Élysée fit cinq verstes. Le jour commençait à poindre. Il s’arrêta sous un arbre, défit son paquet et compta son argent. Il lui restait dix-sept roubles et vingt kopecks.
– Eh bien ! pensa-t-il, avec cela, impossible de passer la mer ; et mendier pour mon voyage au nom du Christ, serait peut-être un péché de plus. Le compère Efim saura bien aller tout seul, et sans doute il mettra aussi un cierge pour moi. Et moi, mon vœu sera non avenu jusqu’à ma mort. Le Maître est miséricordieux ; il m’en relèvera.
Élysée se leva, secoua son sac derrière ses épaules, et fit volte-face. Seulement il contourna le village pour n’être pas vu. Et bientôt il arriva chez lui. Au départ, il lui avait semblé difficile et même pénible de se traîner derrière Efim. Au retour, Dieu lui donnait de marcher sans fatigue. Il marchait sans y prendre garde, en jouant avec son bâton, et faisait soixante-dix verstes dans une journée.
Quand il arriva chez lui, les travaux des champs s’étaient heureusement faits. Les siens se réjouirent fort de revoir leur vieillard. On commença par lui demander comment et pourquoi il avait perdu son compagnon, pourquoi il était revenu au logis au lieu d’aller jusqu’au bout.
– C’est que Dieu ne l’a pas voulu, répondit-il. J’ai dépensé l’argent en route et j’ai laissé mon compagnon me dépasser. Et voilà : je n’y suis pas allé. Pardonnez-moi pour la gloire du Christ.

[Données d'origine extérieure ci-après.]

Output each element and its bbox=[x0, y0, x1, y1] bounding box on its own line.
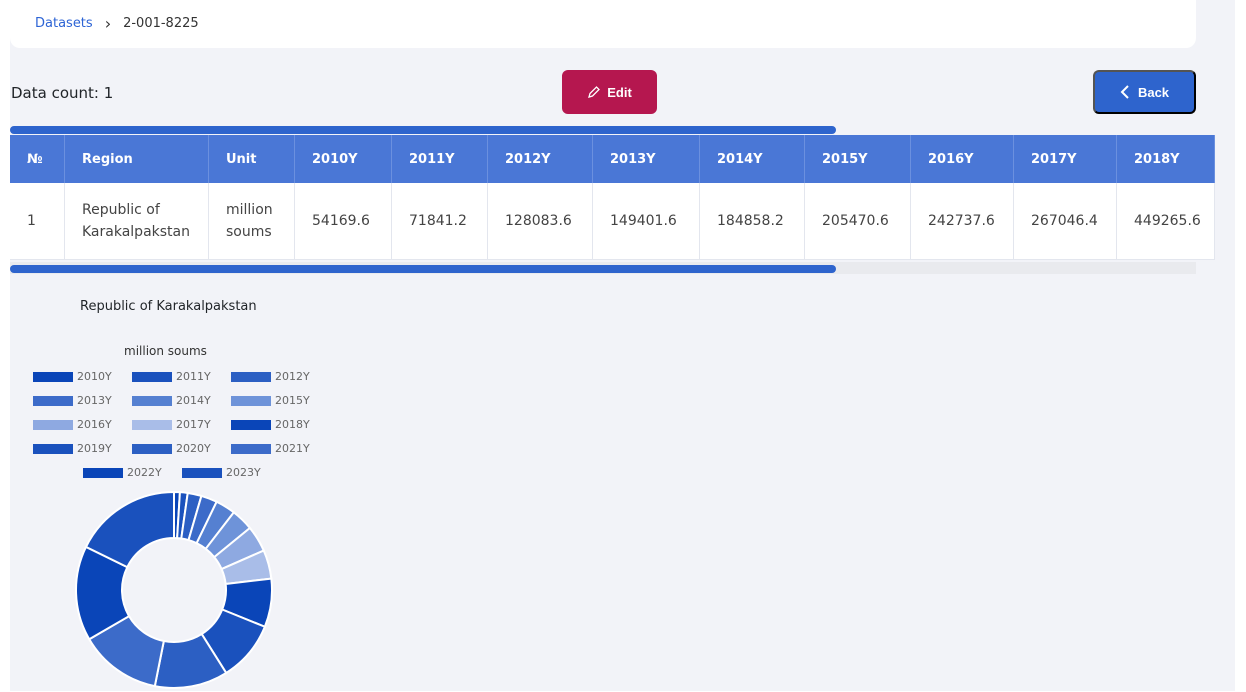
column-header[interactable]: 2017Y bbox=[1013, 135, 1117, 183]
legend-swatch bbox=[33, 395, 73, 406]
column-header[interactable]: № bbox=[10, 135, 65, 183]
legend-swatch bbox=[33, 371, 73, 382]
back-button-label: Back bbox=[1137, 84, 1170, 100]
legend-item[interactable]: 2013Y bbox=[33, 394, 112, 407]
breadcrumb: Datasets › 2-001-8225 bbox=[35, 14, 199, 33]
legend-swatch bbox=[33, 419, 73, 430]
legend-swatch bbox=[132, 371, 172, 382]
legend-label: 2019Y bbox=[77, 442, 112, 455]
table-cell: 267046.4 bbox=[1013, 183, 1117, 260]
legend-swatch bbox=[231, 419, 271, 430]
table-cell: 128083.6 bbox=[487, 183, 593, 260]
chevron-right-icon: › bbox=[104, 14, 112, 33]
table-row[interactable]: 1 Republic of Karakalpakstan million sou… bbox=[10, 183, 1215, 260]
legend-label: 2021Y bbox=[275, 442, 310, 455]
legend-label: 2015Y bbox=[275, 394, 310, 407]
legend-swatch bbox=[231, 371, 271, 382]
legend-item[interactable]: 2016Y bbox=[33, 418, 112, 431]
column-header[interactable]: 2012Y bbox=[487, 135, 593, 183]
column-header[interactable]: Region bbox=[64, 135, 209, 183]
legend-swatch bbox=[83, 467, 123, 478]
legend-label: 2011Y bbox=[176, 370, 211, 383]
table-cell: 71841.2 bbox=[391, 183, 488, 260]
legend-swatch bbox=[132, 395, 172, 406]
column-header[interactable]: Unit bbox=[208, 135, 295, 183]
legend-item[interactable]: 2019Y bbox=[33, 442, 112, 455]
table-cell: Republic of Karakalpakstan bbox=[64, 183, 209, 260]
breadcrumb-current: 2-001-8225 bbox=[123, 16, 199, 31]
legend-label: 2022Y bbox=[127, 466, 162, 479]
table-cell: 242737.6 bbox=[910, 183, 1014, 260]
column-header[interactable]: 2016Y bbox=[910, 135, 1014, 183]
column-header[interactable]: 2014Y bbox=[699, 135, 805, 183]
legend-item[interactable]: 2017Y bbox=[132, 418, 211, 431]
legend-label: 2016Y bbox=[77, 418, 112, 431]
legend-label: 2014Y bbox=[176, 394, 211, 407]
table-cell: 449265.6 bbox=[1116, 183, 1215, 260]
legend-label: 2012Y bbox=[275, 370, 310, 383]
table-scrollbar-top[interactable] bbox=[10, 126, 836, 134]
legend-swatch bbox=[231, 443, 271, 454]
legend-swatch bbox=[132, 419, 172, 430]
legend-item[interactable]: 2014Y bbox=[132, 394, 211, 407]
table-cell: 1 bbox=[10, 183, 65, 260]
legend-label: 2010Y bbox=[77, 370, 112, 383]
legend-label: 2020Y bbox=[176, 442, 211, 455]
table-cell: 205470.6 bbox=[804, 183, 911, 260]
legend-item[interactable]: 2020Y bbox=[132, 442, 211, 455]
table-cell: 184858.2 bbox=[699, 183, 805, 260]
table-header-row: № Region Unit 2010Y 2011Y 2012Y 2013Y 20… bbox=[10, 135, 1215, 183]
column-header[interactable]: 2011Y bbox=[391, 135, 488, 183]
legend-label: 2018Y bbox=[275, 418, 310, 431]
legend-swatch bbox=[33, 443, 73, 454]
legend-item[interactable]: 2015Y bbox=[231, 394, 310, 407]
column-header[interactable]: 2018Y bbox=[1116, 135, 1215, 183]
column-header[interactable]: 2010Y bbox=[294, 135, 392, 183]
legend-swatch bbox=[132, 443, 172, 454]
legend-label: 2017Y bbox=[176, 418, 211, 431]
legend-swatch bbox=[182, 467, 222, 478]
column-header[interactable]: 2013Y bbox=[592, 135, 700, 183]
legend-item[interactable]: 2011Y bbox=[132, 370, 211, 383]
chevron-left-icon bbox=[1120, 85, 1129, 99]
legend-label: 2023Y bbox=[226, 466, 261, 479]
legend-item[interactable]: 2012Y bbox=[231, 370, 310, 383]
back-button[interactable]: Back bbox=[1093, 70, 1196, 114]
chart-subtitle: million soums bbox=[124, 344, 207, 358]
column-header[interactable]: 2015Y bbox=[804, 135, 911, 183]
chart-title: Republic of Karakalpakstan bbox=[80, 299, 257, 314]
legend-label: 2013Y bbox=[77, 394, 112, 407]
breadcrumb-card: Datasets › 2-001-8225 bbox=[10, 0, 1196, 48]
donut-chart bbox=[75, 490, 273, 689]
edit-button[interactable]: Edit bbox=[562, 70, 657, 114]
breadcrumb-datasets-link[interactable]: Datasets bbox=[35, 16, 93, 31]
legend-item[interactable]: 2010Y bbox=[33, 370, 112, 383]
data-count: Data count: 1 bbox=[11, 84, 114, 102]
table-cell: 149401.6 bbox=[592, 183, 700, 260]
legend-swatch bbox=[231, 395, 271, 406]
pencil-icon bbox=[588, 86, 601, 98]
data-table: № Region Unit 2010Y 2011Y 2012Y 2013Y 20… bbox=[10, 135, 1215, 260]
edit-button-label: Edit bbox=[607, 84, 632, 100]
legend-item[interactable]: 2023Y bbox=[182, 466, 261, 479]
legend-item[interactable]: 2021Y bbox=[231, 442, 310, 455]
legend-item[interactable]: 2022Y bbox=[83, 466, 162, 479]
table-scrollbar-bottom[interactable] bbox=[10, 265, 836, 273]
legend-item[interactable]: 2018Y bbox=[231, 418, 310, 431]
table-cell: 54169.6 bbox=[294, 183, 392, 260]
table-cell: million soums bbox=[208, 183, 295, 260]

Et il rendit le reste de l’argent à sa « vieille ». Élysée s’enquit des affaires de la maison. Elles s’étaient arrangées pour le mieux, tout allait bien ; le ménage ne manquait de rien, et tout le monde vivait en paix et en bon accord.
Les Éfimov, ayant appris dans la journée le retour d’Élysée, vinrent demander des nouvelles de leur vieillard, et Élysée leur dit la même chose.

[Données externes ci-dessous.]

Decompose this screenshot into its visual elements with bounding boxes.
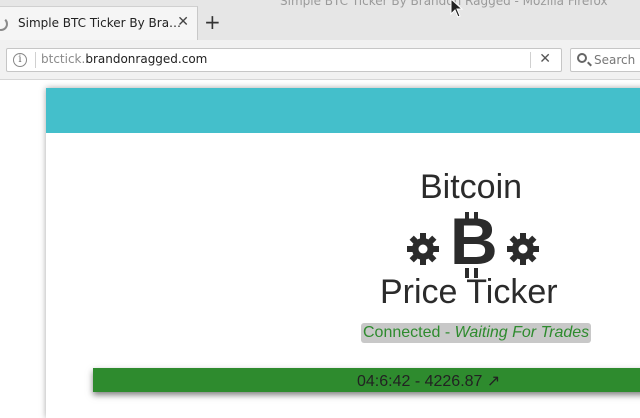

– Votre « vieillard », dit-il, allait très bien. Nous nous sommes quittés trois jours avant la Saint-Pierre. J’ai voulu le rattraper, mais il m’est alors survenu force événements ; et je n’ai plus eu de quoi poursuivre ma route. Et voilà : je m’en suis retourné…
On s’étonna qu’un homme aussi avisé eût fait une telle sottise. « Il est parti, il n’a pas atteint le but, il a pour rien dépensé son argent. » On s’étonnait et on riait.
Et Élysée finit par oublier tout cela. Il reprit ses occupations, coupa avec ses fils du bois pour l’hiver, battit le blé avec les babas, couvrit le hangar et soigna ses ruches. Il se mit en mesure de livrer au voisin les dix essaims de jeunes abeilles. Sa « vieille » eût voulu lui cacher le compte des nouvelles abeilles ; mais Élysée savait bien lesquelles étaient pleines, lesquelles ne l’étaient pas : et il donna à son voisin dix-sept essaims au lieu de dix.
Élysée régla toutes ses affaires, envoya ses fils travailler au-dehors et se mit lui-même à tresser des lapti et à tailler des sabots pour la mauvaise saison.